Garold Kraft, 12, quietly maneuvered one of the Vex robots with ease. Garold said he was part of the club during its renovations and hasn’t been to the actual clubhouse in at least two years. But he said he’s already used the 3D printers to make a Lego Nintendo Switch controller and two happy faces.

Maxwell Grant and Garold Kraft, from left, move objects around with robots.
Maxwell Grant and Garold Kraft, from left, move objects around with robots during the Boys & Girls Clubs of Central Orange Coast relaunch of their STEM-forward makerspace labs.
(Don Leach / Staff Photographer)

Garold said he noted that others liked “playing the Switch, so I just built one.” He said the controller wasn’t working yet, but he was thinking of trying to make it functional by putting in a tire piece so it could become a joystick. “You can just play around and do whatever you want. I built [a Vex robot] and I was coding it and just helping with other kids.”

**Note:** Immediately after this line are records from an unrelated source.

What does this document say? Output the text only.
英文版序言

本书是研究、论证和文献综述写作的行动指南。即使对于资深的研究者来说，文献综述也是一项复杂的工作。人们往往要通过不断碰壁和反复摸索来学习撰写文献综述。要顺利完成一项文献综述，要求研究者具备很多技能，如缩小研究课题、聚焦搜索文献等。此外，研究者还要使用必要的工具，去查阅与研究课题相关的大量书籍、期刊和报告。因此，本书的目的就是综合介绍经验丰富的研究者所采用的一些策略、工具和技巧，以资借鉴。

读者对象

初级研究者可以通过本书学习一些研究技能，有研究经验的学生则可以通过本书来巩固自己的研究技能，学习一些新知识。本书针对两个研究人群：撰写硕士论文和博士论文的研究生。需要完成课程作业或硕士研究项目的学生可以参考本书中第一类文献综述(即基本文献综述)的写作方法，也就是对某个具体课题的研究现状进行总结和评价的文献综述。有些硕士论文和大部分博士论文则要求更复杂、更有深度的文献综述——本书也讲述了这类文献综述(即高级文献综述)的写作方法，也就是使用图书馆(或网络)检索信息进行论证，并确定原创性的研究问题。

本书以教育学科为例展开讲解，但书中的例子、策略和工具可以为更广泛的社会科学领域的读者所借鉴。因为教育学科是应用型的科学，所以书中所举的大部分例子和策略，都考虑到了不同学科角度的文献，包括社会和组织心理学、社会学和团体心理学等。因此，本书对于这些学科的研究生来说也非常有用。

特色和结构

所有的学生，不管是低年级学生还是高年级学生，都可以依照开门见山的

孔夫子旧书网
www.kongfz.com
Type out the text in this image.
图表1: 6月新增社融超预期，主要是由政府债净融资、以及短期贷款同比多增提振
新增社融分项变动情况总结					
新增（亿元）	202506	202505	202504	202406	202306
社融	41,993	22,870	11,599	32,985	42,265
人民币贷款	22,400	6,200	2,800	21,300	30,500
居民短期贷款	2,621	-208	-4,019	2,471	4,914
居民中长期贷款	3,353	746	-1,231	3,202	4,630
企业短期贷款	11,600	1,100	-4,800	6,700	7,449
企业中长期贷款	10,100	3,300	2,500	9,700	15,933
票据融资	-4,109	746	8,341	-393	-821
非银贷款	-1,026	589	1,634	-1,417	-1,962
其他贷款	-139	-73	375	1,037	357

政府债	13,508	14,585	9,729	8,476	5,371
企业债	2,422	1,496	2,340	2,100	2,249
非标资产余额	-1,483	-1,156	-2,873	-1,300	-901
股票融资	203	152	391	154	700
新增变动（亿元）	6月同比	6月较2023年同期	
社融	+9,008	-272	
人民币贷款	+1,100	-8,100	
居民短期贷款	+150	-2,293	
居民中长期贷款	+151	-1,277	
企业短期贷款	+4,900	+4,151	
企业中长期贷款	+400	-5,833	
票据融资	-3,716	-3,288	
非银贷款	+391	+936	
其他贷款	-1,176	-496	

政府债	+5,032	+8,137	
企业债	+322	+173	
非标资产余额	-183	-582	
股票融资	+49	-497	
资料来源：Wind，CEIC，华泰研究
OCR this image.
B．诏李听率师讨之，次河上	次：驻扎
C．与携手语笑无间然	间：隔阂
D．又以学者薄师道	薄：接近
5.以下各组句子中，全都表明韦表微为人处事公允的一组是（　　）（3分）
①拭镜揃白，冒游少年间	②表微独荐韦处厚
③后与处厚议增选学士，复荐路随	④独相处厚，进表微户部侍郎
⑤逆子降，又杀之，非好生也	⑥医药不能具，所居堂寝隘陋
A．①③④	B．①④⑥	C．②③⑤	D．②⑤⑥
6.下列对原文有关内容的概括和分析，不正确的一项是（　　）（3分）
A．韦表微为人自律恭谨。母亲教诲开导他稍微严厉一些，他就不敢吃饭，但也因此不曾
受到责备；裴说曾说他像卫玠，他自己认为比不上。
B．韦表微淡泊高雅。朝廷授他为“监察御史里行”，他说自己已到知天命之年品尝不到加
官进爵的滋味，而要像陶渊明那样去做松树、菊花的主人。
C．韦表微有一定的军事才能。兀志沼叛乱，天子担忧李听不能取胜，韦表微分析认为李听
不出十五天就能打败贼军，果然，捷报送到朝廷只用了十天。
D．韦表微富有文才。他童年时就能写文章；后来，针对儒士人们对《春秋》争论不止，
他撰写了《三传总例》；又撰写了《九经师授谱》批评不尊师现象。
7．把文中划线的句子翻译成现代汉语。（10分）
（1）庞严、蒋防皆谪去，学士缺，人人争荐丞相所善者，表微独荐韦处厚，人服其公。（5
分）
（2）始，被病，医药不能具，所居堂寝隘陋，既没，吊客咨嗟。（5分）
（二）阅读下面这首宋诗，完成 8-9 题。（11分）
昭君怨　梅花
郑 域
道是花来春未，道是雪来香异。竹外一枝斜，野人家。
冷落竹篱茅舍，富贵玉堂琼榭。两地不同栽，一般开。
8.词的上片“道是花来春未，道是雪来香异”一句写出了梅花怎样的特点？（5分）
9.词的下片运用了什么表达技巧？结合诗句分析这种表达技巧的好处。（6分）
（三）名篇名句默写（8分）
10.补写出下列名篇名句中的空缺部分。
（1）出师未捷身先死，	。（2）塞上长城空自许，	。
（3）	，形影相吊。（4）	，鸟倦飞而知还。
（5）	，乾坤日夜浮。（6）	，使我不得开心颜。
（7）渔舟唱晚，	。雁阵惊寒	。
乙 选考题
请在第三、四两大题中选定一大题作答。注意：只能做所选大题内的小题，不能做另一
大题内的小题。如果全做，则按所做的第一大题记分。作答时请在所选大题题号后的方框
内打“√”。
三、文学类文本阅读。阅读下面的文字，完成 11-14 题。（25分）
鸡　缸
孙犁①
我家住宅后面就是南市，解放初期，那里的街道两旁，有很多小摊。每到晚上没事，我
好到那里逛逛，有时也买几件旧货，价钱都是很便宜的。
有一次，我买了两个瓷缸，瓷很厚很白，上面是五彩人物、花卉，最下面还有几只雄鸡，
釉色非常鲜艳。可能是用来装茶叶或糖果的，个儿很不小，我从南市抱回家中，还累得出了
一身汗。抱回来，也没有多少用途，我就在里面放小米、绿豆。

Zoe, 7, and Laura, also 7, said their favorite activity is playing with the Sphero Specdrums.

“I just play my music however I want!” Zoe exclaimed.

Laura likes playing musical scales. She describes the sound she makes as going high to low and low to high.

“When we started playing with that thing, it was so fun and it became a favorite right away,” Laura said.

General manager Micheal Tanagon oversees the robot activity.
General manager Micheal Tanagon oversees the robot activity during the Boys & Girls Clubs of Central Orange Coast relaunch of their STEM-forward makerspace labs in Newport Beach.